Matt, Peter, and I had the pleasure of listening to Tom Reed, a veteran journalist who has covered conventions, among other things, for decades. He discussed the evolution of the media and Democratic and Republican national conventions.
Apparently, bloggers like us make journalism much harder. The Internet has led Americans to a "right now" attitude. We want to hear Obama's speech and read a story over it immediately after. We want commentary on it immediately after, but if we could get it simultaneously, even better. We want the best story with the best angle, and we don't want to wait for the next day. This makes a journalist's job very hard. Instead of wining and dining after the conventions and joking and having fun with the politicians, a journalist has to be the first (of thousands) to get a story out. This, of course, is no fun.
What else about this campaign brings out the "right now" attitude of Americans? Is it Obama's mantra of "Change we can believe in?" Do we really believe that "change" can happen with a simple shift of title? And really, does a president even have the POWER vested in his position to make all of these promised changes? Realistically, no president ever changes more than a handful of policies when he gets into office, and he usually has influential power but is not an agent of change.

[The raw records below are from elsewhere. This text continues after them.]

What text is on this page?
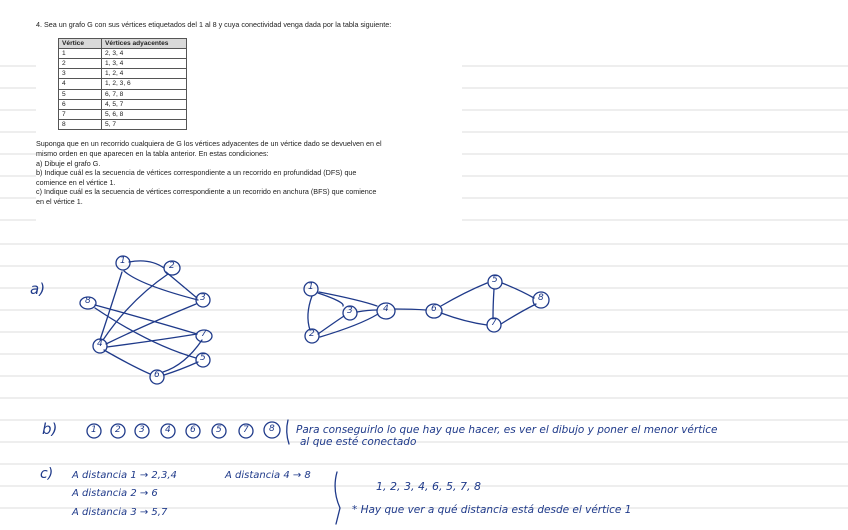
4. Sea un grafo G con sus vértices etiquetados del 1 al 8 y cuya conectividad venga dada por la tabla siguiente:

Vértice	Vértices adyacentes
1	2, 3, 4
2	1, 3, 4
3	1, 2, 4
4	1, 2, 3, 6
5	6, 7, 8
6	4, 5, 7
7	5, 6, 8
8	5, 7

Suponga que en un recorrido cualquiera de G los vértices adyacentes de un vértice dado se devuelven en el

mismo orden en que aparecen en la tabla anterior. En estas condiciones:

a) Dibuje el grafo G.

b) Indique cuál es la secuencia de vértices correspondiente a un recorrido en profundidad (DFS) que

comience en el vértice 1.

c) Indique cuál es la secuencia de vértices correspondiente a un recorrido en anchura (BFS) que comience

en el vértice 1.

a)
b)
c)
1	2
3
4
5
6
7
8
1
2
3	4
5
6
7
8
1 2 3 4 6 5 7 8 Para conseguirlo lo que hay que hacer, es ver el dibujo y poner el menor vértice
al que esté conectado
A distancia 1 → 2,3,4
A distancia 2 → 6
A distancia 3 → 5,7
A distancia 4 → 8
1, 2, 3, 4, 6, 5, 7, 8
* Hay que ver a qué distancia está desde el vértice 1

So I wonder, and I will ask you: who is an agent of change? Is it a constituent, a legislature, or even a court of law? Technically the legislative branch (who represents the interests of its various constituencies), is granted this power by the Constitution, but think harder. Can Barack Obama change everything? I would be less apprehensive if his message was more realistic (and consequentially less dynamic): "The first small push toward change."
I realize that is less tantalizing. No wonder he has stuck with what he has.